The next year, Michener Carscallen decided to subdivide more lots along Ross Street as it went up the hill. In 1910, a couple of more blocks of lots were put on the market. In May 1911, the whole portion of the East Hill, north of Ross Street and west of what is now 40th Avenue, was fully subdivided and placed on the market as the new Highland Park subdivision.

That remains the official legal name of the subdivision. However, because the Michener family’s home was the most prominent feature of the new neighbourhood, almost everyone in the community referred to the area as Michener Hill.

The subdivision, with its great views both to the west and to the north, proved very popular. Stan Carscallen decided to a huge three storey residence for himself on the north west corner of the subdivision. R.G. Dawe, Red Deer’s first City engineer, built a large brick house on the north escarpment. Several others who built large new homes in the district were relatives of the Micheners, including the Trimbles, Willsons and Lovelands.

Meanwhile, Fred Krause, owner of the Alexandra Hotel, acquired the portion of the East Hill on the south side of Ross Street. A very accomplished horticulturalist, he developed the property into a wonderful terraced showplace with numerous apple, oak, walnut and butternut trees. He also planted extensive hedges of spruce and carragana. The spruce now dominate the site and are the most visible feature of that part of the hill.

Because of the wonderful gardens and arboretum that Mr. Krause had developed, many in the community referred to Ross Street as it went up the hill as "Krause’s Hill". However, over the decades, the other name of Michener Hill prevailed as the name used for the roadway as it goes up the East Hill.

There was another road that provided access to the Highland Park/Michener Hill subdivision. That was the roadway which started as 55th Street at the bottom of the hill, but became 40th Avenue as it curved up the hillside.
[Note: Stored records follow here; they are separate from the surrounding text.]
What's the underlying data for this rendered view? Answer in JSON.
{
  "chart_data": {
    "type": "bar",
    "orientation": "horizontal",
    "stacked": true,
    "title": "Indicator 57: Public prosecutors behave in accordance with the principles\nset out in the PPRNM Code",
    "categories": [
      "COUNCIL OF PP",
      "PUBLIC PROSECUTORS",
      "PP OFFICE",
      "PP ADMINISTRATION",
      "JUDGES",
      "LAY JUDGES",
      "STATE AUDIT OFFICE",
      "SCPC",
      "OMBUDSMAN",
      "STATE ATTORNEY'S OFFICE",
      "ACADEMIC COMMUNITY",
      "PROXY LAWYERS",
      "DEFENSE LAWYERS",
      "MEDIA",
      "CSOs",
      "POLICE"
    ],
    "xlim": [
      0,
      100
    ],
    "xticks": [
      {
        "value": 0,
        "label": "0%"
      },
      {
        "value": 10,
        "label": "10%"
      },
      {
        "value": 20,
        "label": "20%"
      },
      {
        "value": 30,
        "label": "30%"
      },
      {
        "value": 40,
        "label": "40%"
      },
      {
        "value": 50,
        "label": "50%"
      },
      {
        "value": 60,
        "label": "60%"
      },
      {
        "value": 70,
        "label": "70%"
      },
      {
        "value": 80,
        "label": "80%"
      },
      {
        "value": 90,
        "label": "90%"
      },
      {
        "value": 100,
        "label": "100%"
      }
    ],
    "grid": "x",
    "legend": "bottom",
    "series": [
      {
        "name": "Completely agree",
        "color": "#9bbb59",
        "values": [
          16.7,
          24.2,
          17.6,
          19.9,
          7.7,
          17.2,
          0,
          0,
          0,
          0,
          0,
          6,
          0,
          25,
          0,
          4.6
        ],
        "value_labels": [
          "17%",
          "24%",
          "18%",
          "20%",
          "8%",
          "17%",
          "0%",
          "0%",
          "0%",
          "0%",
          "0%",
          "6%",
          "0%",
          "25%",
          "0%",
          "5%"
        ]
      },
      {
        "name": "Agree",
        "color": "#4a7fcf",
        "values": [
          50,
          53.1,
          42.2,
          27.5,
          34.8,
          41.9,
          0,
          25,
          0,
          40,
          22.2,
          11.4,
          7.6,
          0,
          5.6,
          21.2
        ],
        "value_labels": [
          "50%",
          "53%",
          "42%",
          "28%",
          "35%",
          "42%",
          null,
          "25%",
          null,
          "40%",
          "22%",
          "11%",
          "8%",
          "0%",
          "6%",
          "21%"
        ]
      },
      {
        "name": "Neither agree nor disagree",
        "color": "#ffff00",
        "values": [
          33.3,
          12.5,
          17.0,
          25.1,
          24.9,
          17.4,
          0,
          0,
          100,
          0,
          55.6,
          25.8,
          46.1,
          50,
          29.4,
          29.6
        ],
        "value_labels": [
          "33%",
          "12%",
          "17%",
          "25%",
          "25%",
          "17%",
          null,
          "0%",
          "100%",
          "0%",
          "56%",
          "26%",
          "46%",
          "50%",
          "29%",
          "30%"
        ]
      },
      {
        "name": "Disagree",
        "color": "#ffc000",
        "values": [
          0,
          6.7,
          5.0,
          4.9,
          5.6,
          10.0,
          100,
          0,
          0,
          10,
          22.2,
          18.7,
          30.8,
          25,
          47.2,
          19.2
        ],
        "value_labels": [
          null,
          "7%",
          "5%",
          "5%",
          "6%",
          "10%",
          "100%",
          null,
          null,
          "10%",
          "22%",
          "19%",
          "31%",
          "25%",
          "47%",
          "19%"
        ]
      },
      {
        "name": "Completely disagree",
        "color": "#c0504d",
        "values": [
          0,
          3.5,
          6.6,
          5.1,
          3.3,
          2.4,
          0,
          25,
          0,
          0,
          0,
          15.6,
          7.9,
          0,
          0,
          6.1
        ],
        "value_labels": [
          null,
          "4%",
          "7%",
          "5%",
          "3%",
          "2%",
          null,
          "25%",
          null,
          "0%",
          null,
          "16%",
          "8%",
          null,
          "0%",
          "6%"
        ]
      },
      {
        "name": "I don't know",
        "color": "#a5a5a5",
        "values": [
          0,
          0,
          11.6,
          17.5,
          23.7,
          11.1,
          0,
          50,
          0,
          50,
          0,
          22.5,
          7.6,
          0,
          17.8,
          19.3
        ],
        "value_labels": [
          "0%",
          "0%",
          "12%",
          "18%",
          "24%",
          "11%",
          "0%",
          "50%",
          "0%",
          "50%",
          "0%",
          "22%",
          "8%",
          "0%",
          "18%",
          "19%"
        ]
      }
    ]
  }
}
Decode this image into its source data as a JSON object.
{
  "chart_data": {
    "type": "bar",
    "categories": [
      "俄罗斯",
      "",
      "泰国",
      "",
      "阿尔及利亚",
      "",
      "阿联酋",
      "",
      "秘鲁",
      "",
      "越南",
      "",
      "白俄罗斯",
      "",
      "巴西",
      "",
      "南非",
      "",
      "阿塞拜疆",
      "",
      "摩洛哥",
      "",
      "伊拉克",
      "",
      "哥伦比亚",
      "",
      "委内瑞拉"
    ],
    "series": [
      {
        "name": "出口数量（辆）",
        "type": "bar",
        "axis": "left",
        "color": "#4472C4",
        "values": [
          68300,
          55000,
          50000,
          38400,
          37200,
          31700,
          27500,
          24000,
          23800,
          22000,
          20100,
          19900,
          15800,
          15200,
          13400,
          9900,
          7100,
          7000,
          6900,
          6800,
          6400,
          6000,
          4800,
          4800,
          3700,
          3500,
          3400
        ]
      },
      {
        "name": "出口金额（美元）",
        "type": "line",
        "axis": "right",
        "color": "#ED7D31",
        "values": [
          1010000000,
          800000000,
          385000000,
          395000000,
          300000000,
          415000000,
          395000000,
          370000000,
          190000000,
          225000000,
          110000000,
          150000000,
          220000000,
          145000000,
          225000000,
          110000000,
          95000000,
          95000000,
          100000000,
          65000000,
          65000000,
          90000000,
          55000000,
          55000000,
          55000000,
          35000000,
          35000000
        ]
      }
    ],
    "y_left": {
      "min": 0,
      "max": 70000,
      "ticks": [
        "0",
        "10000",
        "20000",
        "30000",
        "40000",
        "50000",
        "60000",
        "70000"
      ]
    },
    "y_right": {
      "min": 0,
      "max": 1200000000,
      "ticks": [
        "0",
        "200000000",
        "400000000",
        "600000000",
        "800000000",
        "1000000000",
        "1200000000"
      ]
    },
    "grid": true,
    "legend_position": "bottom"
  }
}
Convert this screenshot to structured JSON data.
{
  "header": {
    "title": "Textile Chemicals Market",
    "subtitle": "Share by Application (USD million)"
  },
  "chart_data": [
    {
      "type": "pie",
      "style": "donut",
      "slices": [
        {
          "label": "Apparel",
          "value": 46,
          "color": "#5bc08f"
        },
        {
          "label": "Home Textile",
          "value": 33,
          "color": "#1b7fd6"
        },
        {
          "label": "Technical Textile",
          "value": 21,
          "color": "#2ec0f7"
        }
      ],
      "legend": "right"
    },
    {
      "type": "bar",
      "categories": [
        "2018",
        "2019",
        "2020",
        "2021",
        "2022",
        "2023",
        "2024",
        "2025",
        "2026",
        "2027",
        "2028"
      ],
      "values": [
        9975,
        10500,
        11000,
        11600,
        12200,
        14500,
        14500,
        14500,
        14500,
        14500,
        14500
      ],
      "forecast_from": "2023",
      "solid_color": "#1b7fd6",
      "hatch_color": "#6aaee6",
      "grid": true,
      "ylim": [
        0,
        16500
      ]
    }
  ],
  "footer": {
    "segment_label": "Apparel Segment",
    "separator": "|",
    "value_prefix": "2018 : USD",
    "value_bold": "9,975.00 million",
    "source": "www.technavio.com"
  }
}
For many years, this was just a gravel road through the trees. However, in the 1960’s, the roadway was extensively rebuilt and paved. Because the Provincial Training School was at the top of the hill, many referred to it as the P.T.S. Hill. When the institution was renamed Alberta School Hospital in 1965, people began to call it the A.S.H. Hill.

Today, because the institution is known as Michener Centre, a few people refer to this second roadway as the Michener Centre Hill, but more commonly it is known as the 40th Avenue Hill.